One of those others was Adam Myerson.  He knew he needed to lap the field to get back into contention because he was one of the only favorites that missed the first move and was quick to help organize us.  As an aside, the last time I won a crit I was in a break with Adam. It was the 2002 New England Crit Championships at Ninigrit. We were teammates and the week prior to that race I was completely useless for the team and Adam was not happy with me, there were words.  It was my 2nd year racing and I hadn’t the foggiest what to do. He sent me an email and basically apologized for assuming I knew how to race and offered to help me learn and that I should join him for Ninigrit. I won the race in a solo move out of the break. I still feel like that guy from 2002 who didn’t know what he was doing.

It’s okay to grimace if the people behind you are too – Photo: Katie Busick

From this point on everyone worked hard in the move and both Connor and Preston turned themselves inside out.  Back in the pack Jake and Erik Saunders covered everything while the original breakaway tried to figure out what that hell was going on and where was KBH.  Jake Hollenbach after the race said “You guys remember the end of the 3 Amigos – where the whole village dressed as the Amigos and El Guapo and his crew get all flustered and don’t know what to do?  Today was like that – Kevin was the Amigos and the rest of us were the villagers running around shooting guns off”. That really summed it up well.

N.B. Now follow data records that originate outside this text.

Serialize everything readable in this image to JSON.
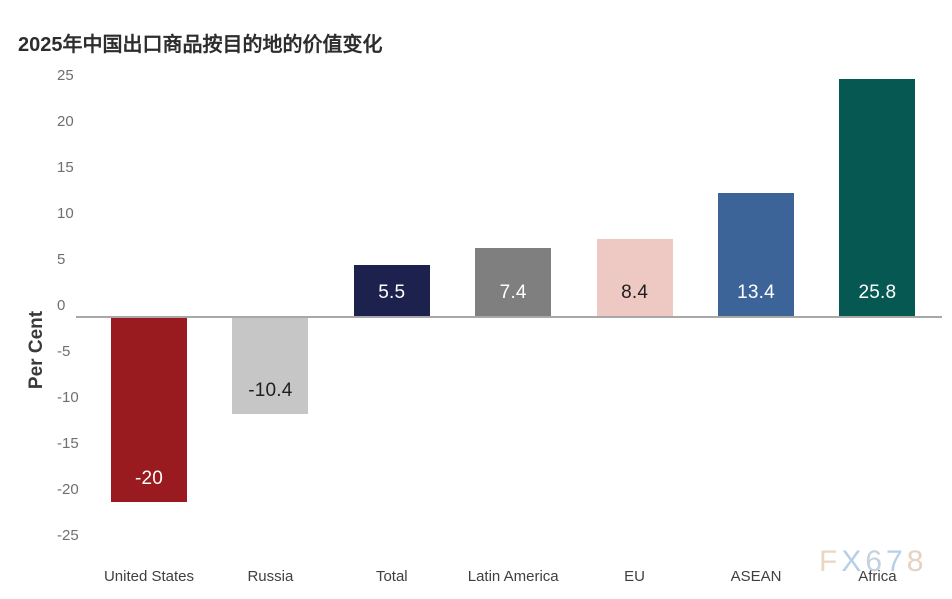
{
  "chart_data": {
    "type": "bar",
    "title": "2025年中国出口商品按目的地的价值变化",
    "ylabel": "Per Cent",
    "categories": [
      "United States",
      "Russia",
      "Total",
      "Latin America",
      "EU",
      "ASEAN",
      "Africa"
    ],
    "values": [
      -20,
      -10.4,
      5.5,
      7.4,
      8.4,
      13.4,
      25.8
    ],
    "value_labels": [
      "-20",
      "-10.4",
      "5.5",
      "7.4",
      "8.4",
      "13.4",
      "25.8"
    ],
    "bar_colors": [
      "#9a1b1f",
      "#c6c6c6",
      "#1d214d",
      "#7f7f7f",
      "#eec8c3",
      "#3d6499",
      "#065852"
    ],
    "value_label_colors": [
      "#ffffff",
      "#1f1f1f",
      "#ffffff",
      "#ffffff",
      "#1f1f1f",
      "#ffffff",
      "#ffffff"
    ],
    "ylim": [
      -25,
      25
    ],
    "yticks": [
      25,
      20,
      15,
      10,
      5,
      0,
      -5,
      -10,
      -15,
      -20,
      -25
    ],
    "grid": false,
    "legend": "none",
    "zero_line_color": "#a8a8a8"
  },
  "watermark": {
    "text": "FX678",
    "letters": [
      {
        "char": "F",
        "color": "#e9d8c1"
      },
      {
        "char": "X",
        "color": "#b6cee9"
      },
      {
        "char": "6",
        "color": "#c3d2de"
      },
      {
        "char": "7",
        "color": "#b6cee9"
      },
      {
        "char": "8",
        "color": "#e5d2c3"
      }
    ]
  }
}
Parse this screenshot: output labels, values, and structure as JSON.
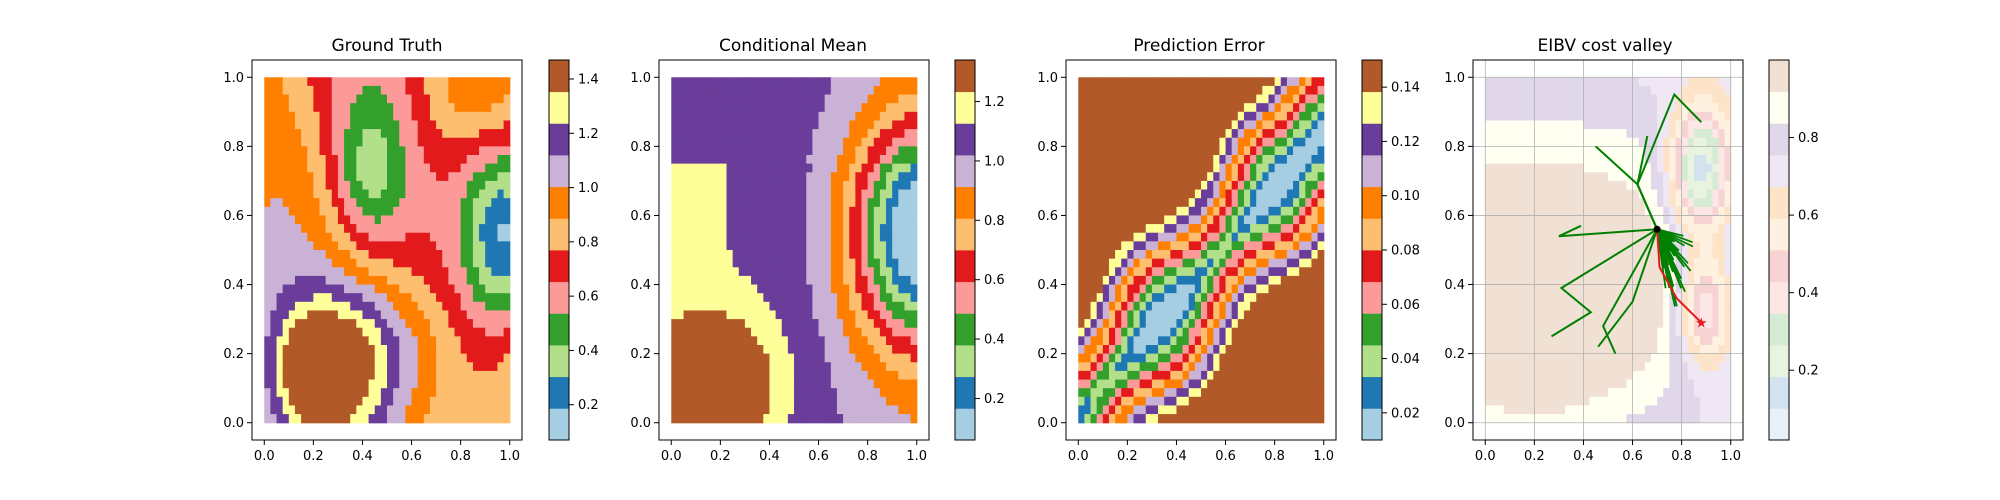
{
  "figure": {
    "background": "#ffffff"
  },
  "chart_data": [
    {
      "type": "heatmap",
      "title": "Ground Truth",
      "xlabel": "",
      "ylabel": "",
      "xlim": [
        -0.05,
        1.05
      ],
      "ylim": [
        -0.05,
        1.05
      ],
      "x_ticks": [
        "0.0",
        "0.2",
        "0.4",
        "0.6",
        "0.8",
        "1.0"
      ],
      "y_ticks": [
        "0.0",
        "0.2",
        "0.4",
        "0.6",
        "0.8",
        "1.0"
      ],
      "colorbar": {
        "cmap": "Paired",
        "ticks": [
          "0.2",
          "0.4",
          "0.6",
          "0.8",
          "1.0",
          "1.2",
          "1.4"
        ],
        "range": [
          0.07,
          1.47
        ]
      },
      "note_field": "filled contours"
    },
    {
      "type": "heatmap",
      "title": "Conditional Mean",
      "xlabel": "",
      "ylabel": "",
      "xlim": [
        -0.05,
        1.05
      ],
      "ylim": [
        -0.05,
        1.05
      ],
      "x_ticks": [
        "0.0",
        "0.2",
        "0.4",
        "0.6",
        "0.8",
        "1.0"
      ],
      "y_ticks": [
        "0.0",
        "0.2",
        "0.4",
        "0.6",
        "0.8",
        "1.0"
      ],
      "colorbar": {
        "cmap": "Paired",
        "ticks": [
          "0.2",
          "0.4",
          "0.6",
          "0.8",
          "1.0",
          "1.2"
        ],
        "range": [
          0.06,
          1.34
        ]
      }
    },
    {
      "type": "heatmap",
      "title": "Prediction Error",
      "xlabel": "",
      "ylabel": "",
      "xlim": [
        -0.05,
        1.05
      ],
      "ylim": [
        -0.05,
        1.05
      ],
      "x_ticks": [
        "0.0",
        "0.2",
        "0.4",
        "0.6",
        "0.8",
        "1.0"
      ],
      "y_ticks": [
        "0.0",
        "0.2",
        "0.4",
        "0.6",
        "0.8",
        "1.0"
      ],
      "colorbar": {
        "cmap": "Paired",
        "ticks": [
          "0.02",
          "0.04",
          "0.06",
          "0.08",
          "0.10",
          "0.12",
          "0.14"
        ],
        "range": [
          0.01,
          0.15
        ]
      }
    },
    {
      "type": "heatmap",
      "title": "EIBV cost valley",
      "xlabel": "",
      "ylabel": "",
      "xlim": [
        -0.05,
        1.05
      ],
      "ylim": [
        -0.05,
        1.05
      ],
      "x_ticks": [
        "0.0",
        "0.2",
        "0.4",
        "0.6",
        "0.8",
        "1.0"
      ],
      "y_ticks": [
        "0.0",
        "0.2",
        "0.4",
        "0.6",
        "0.8",
        "1.0"
      ],
      "grid": true,
      "colorbar": {
        "cmap": "Paired (faded)",
        "ticks": [
          "0.2",
          "0.4",
          "0.6",
          "0.8"
        ],
        "range": [
          0.02,
          1.0
        ]
      },
      "current_location": {
        "x": 0.7,
        "y": 0.56
      },
      "path_color": "#008000",
      "trajectory_color": "#e41a1c",
      "target_marker": {
        "x": 0.88,
        "y": 0.29
      }
    }
  ]
}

With a few laps to go we finished off lapping the field guaranteeing my victory and ensuring I raced 1 more mile than the pack.  Most of the team held back with me and we cross the line in a flying V because The Mighty Ducks is the greatest cycling movie of all time.

Flying V
Flying V. Notably absent: Matt Curbeau, occupied with the sprint for 2nd place! – Photo: Jon Nable

I was not the strongest guy in the race, not even close, but I was strong enough to be in the right place enough of the time to get lucky.  I also had very savvy teammates to guide me through the pack and put me back off the front and cover anything from the pack after me. Erik who is new to the team and has almost always raced by himself said “It was awesome racing with teammates!”.  It really is the best, especially when we are all friends.

2nd Curtis White, 1st KBH, 3rd Ethan Call – Photo: Jon Nable

Oh, and I realize I am wrong.  I actually won a single crit after that 2002 race.  A 2004 UVM ECCC race when I smoked Mike Barton in a two up sprint.  A month ago our kids did a running race around his house and they each claimed victory over the other.  Life’s a crazy thing.